The World War I military records of members of the Canadian Expeditionary Force have all been digitized now and can be searched on the Library and Archives . My search of these records, along with a review of information on Ancestry and FindMyPast databases gave me significant detail about this young man’s short life,
Firstly, Edwin was not related to our family, at least back as far as I have been able to find records. He was born in Modbury parish, Devon, England, on 22 December 1889. He was baptized there on 30 May 1890. His parents were William Charles and Sarah (Richards) Shepheard. Edwin was the fourth of five children. Modbury is a parish where there were many Shepheard families, but I have not yet found a confirmed connection with our line who came from Cornwood parish, also in Devon. There may well be a connection, but it will likely be in records from the 16th and 17th centuries, if they can be found.

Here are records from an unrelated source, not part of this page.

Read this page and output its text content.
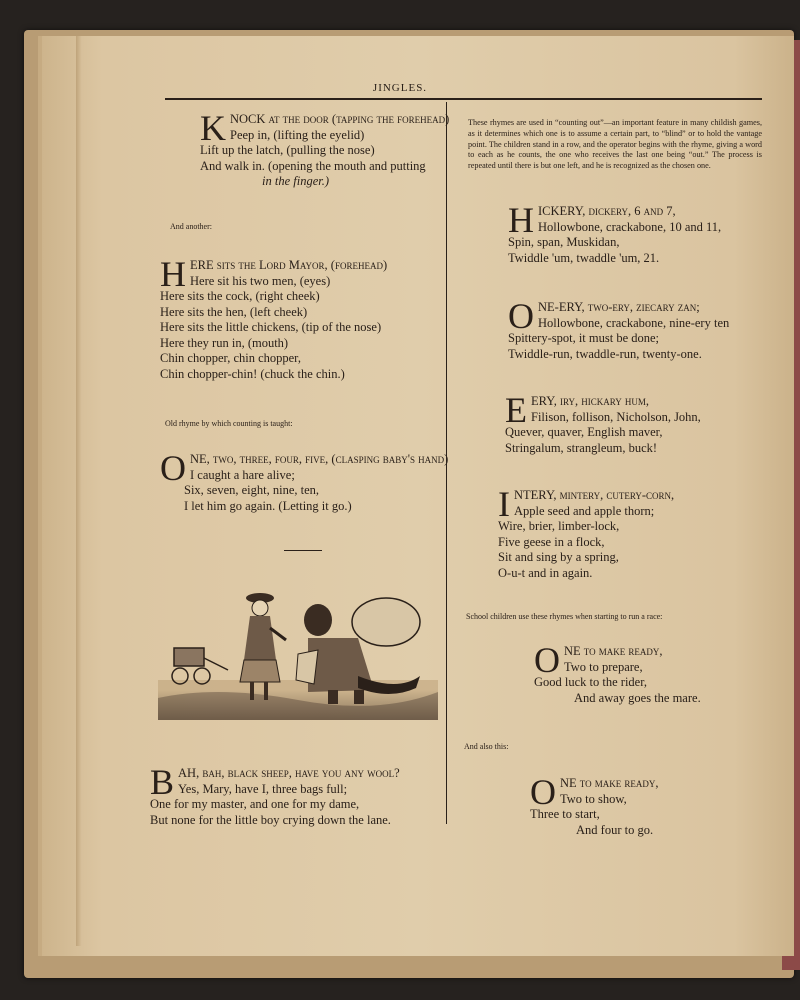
JINGLES.
K NOCK at the door (tapping the forehead)
Peep in, (lifting the eyelid)
Lift up the latch, (pulling the nose)
And walk in. (opening the mouth and putting
in the finger.)
And another:
H ERE sits the Lord Mayor, (forehead)
Here sit his two men, (eyes)
Here sits the cock, (right cheek)
Here sits the hen, (left cheek)
Here sits the little chickens, (tip of the nose)
Here they run in, (mouth)
Chin chopper, chin chopper,
Chin chopper-chin! (chuck the chin.)
Old rhyme by which counting is taught:
O NE, two, three, four, five, (clasping baby's hand)
I caught a hare alive;
Six, seven, eight, nine, ten,
I let him go again. (Letting it go.)
B AH, bah, black sheep, have you any wool?
Yes, Mary, have I, three bags full;
One for my master, and one for my dame,
But none for the little boy crying down the lane.
These rhymes are used in “counting out”—an important feature in many childish games, as it determines which one is to assume a certain part, to “blind” or to hold the vantage point. The children stand in a row, and the operator begins with the rhyme, giving a word to each as he counts, the one who receives the last one being “out.” The process is repeated until there is but one left, and he is recognized as the chosen one.
H ICKERY, dickery, 6 and 7,
Hollowbone, crackabone, 10 and 11,
Spin, span, Muskidan,
Twiddle 'um, twaddle 'um, 21.
O NE-ERY, two-ery, ziecary zan;
Hollowbone, crackabone, nine-ery ten
Spittery-spot, it must be done;
Twiddle-run, twaddle-run, twenty-one.
E ERY, iry, hickary hum,
Filison, follison, Nicholson, John,
Quever, quaver, English maver,
Stringalum, strangleum, buck!
I NTERY, mintery, cutery-corn,
Apple seed and apple thorn;
Wire, brier, limber-lock,
Five geese in a flock,
Sit and sing by a spring,
O-u-t and in again.
School children use these rhymes when starting to run a race:
O NE to make ready,
Two to prepare,
Good luck to the rider,
And away goes the mare.
And also this:
O NE to make ready,
Two to show,
Three to start,
And four to go.
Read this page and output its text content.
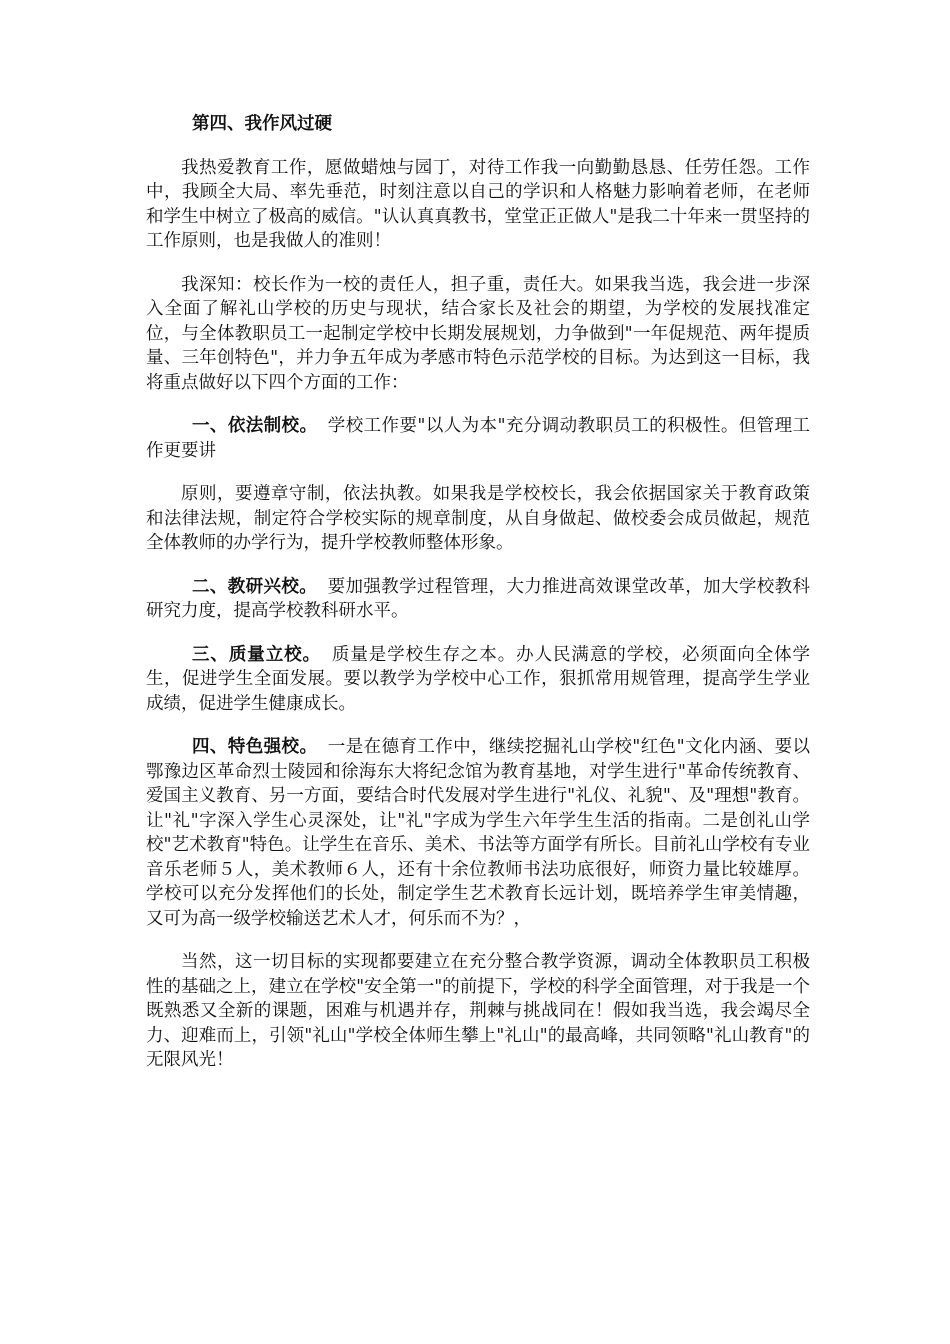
第四、我作风过硬

我热爱教育工作，愿做蜡烛与园丁，对待工作我一向勤勤恳恳、任劳任怨。工作中，我顾全大局、率先垂范，时刻注意以自己的学识和人格魅力影响着老师，在老师和学生中树立了极高的威信。"认认真真教书，堂堂正正做人"是我二十年来一贯坚持的工作原则，也是我做人的准则！

我深知：校长作为一校的责任人，担子重，责任大。如果我当选，我会进一步深入全面了解礼山学校的历史与现状，结合家长及社会的期望，为学校的发展找准定位，与全体教职员工一起制定学校中长期发展规划，力争做到"一年促规范、两年提质量、三年创特色"，并力争五年成为孝感市特色示范学校的目标。为达到这一目标，我将重点做好以下四个方面的工作：

一、依法制校。 学校工作要"以人为本"充分调动教职员工的积极性。但管理工作更要讲

原则，要遵章守制，依法执教。如果我是学校校长，我会依据国家关于教育政策和法律法规，制定符合学校实际的规章制度，从自身做起、做校委会成员做起，规范全体教师的办学行为，提升学校教师整体形象。

二、教研兴校。 要加强教学过程管理，大力推进高效课堂改革，加大学校教科研究力度，提高学校教科研水平。

三、质量立校。 质量是学校生存之本。办人民满意的学校，必须面向全体学生，促进学生全面发展。要以教学为学校中心工作，狠抓常用规管理，提高学生学业成绩，促进学生健康成长。

四、特色强校。 一是在德育工作中，继续挖掘礼山学校"红色"文化内涵、要以鄂豫边区革命烈士陵园和徐海东大将纪念馆为教育基地，对学生进行"革命传统教育、爱国主义教育、另一方面，要结合时代发展对学生进行"礼仪、礼貌"、及"理想"教育。让"礼"字深入学生心灵深处，让"礼"字成为学生六年学生生活的指南。二是创礼山学校"艺术教育"特色。让学生在音乐、美术、书法等方面学有所长。目前礼山学校有专业音乐老师５人，美术教师６人，还有十余位教师书法功底很好，师资力量比较雄厚。学校可以充分发挥他们的长处，制定学生艺术教育长远计划，既培养学生审美情趣，又可为高一级学校输送艺术人才，何乐而不为？，

当然，这一切目标的实现都要建立在充分整合教学资源，调动全体教职员工积极性的基础之上，建立在学校"安全第一"的前提下，学校的科学全面管理，对于我是一个既熟悉又全新的课题，困难与机遇并存，荆棘与挑战同在！假如我当选，我会竭尽全力、迎难而上，引领"礼山"学校全体师生攀上"礼山"的最高峰，共同领略"礼山教育"的无限风光！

He trained as an ironmonger in Modbury and can be found on the 1891, 1901 and 1911 censuses. He immigrated to Canada, arriving on 10 April 1913 on the ship, Sicilian. He made his way to Calgary (coincidentally, as that is where we live) after landing at St. John's, Newfoundland.
He joined the Canadian Infantry in Calgary on 12 April 1915. His full, service record shows the details of his attestation, postings and other personal information. His unit sailed for England on 17 May 1915 aboard the SS Northland. After a few months training at Otterpool and St. Martin’s Plain camps in Kent, England, his group embarked for France on 18 September 1915.
By May 1916. Edwin was based at Couval Depot near Etaples, France, and from there sent into action in the field. He was reported missing on 27 September 1916. There is a report from a non-commissioned soldier in his company on the same day about his death near Courcelette, France, about 28 miles southwest of Vimy. Since his name was included on the Vimy memorial, it would appear his body was not found. It may be that another bomb fell on his location before stretcher bearers could reach him.
We did not have time to tour the entire Vimy site but did get a strong impression of what the ground must have looked like (minus all vegetation) from the trenches and bomb craters still preserved in the area.
|Canadians consolidate their positions on Vimy Ridge in April, 1917. Photo number . Dept. of National Defence, Library and Archives Canada|
The memorial is an imposing and impressive structure and one cannot help but feel how sacred it is in recognizing the sacrifices made by all those who fought and died near Vimy and in the many other battlegrounds of France and Belgium. Anyone who has the opportunity to visit the area should do so.
There are 11,284 other stories of men named on the Vimy Memorial, besides that of Edwin Baker Shepheard. Wouldn’t it be neat if we could discover all of them?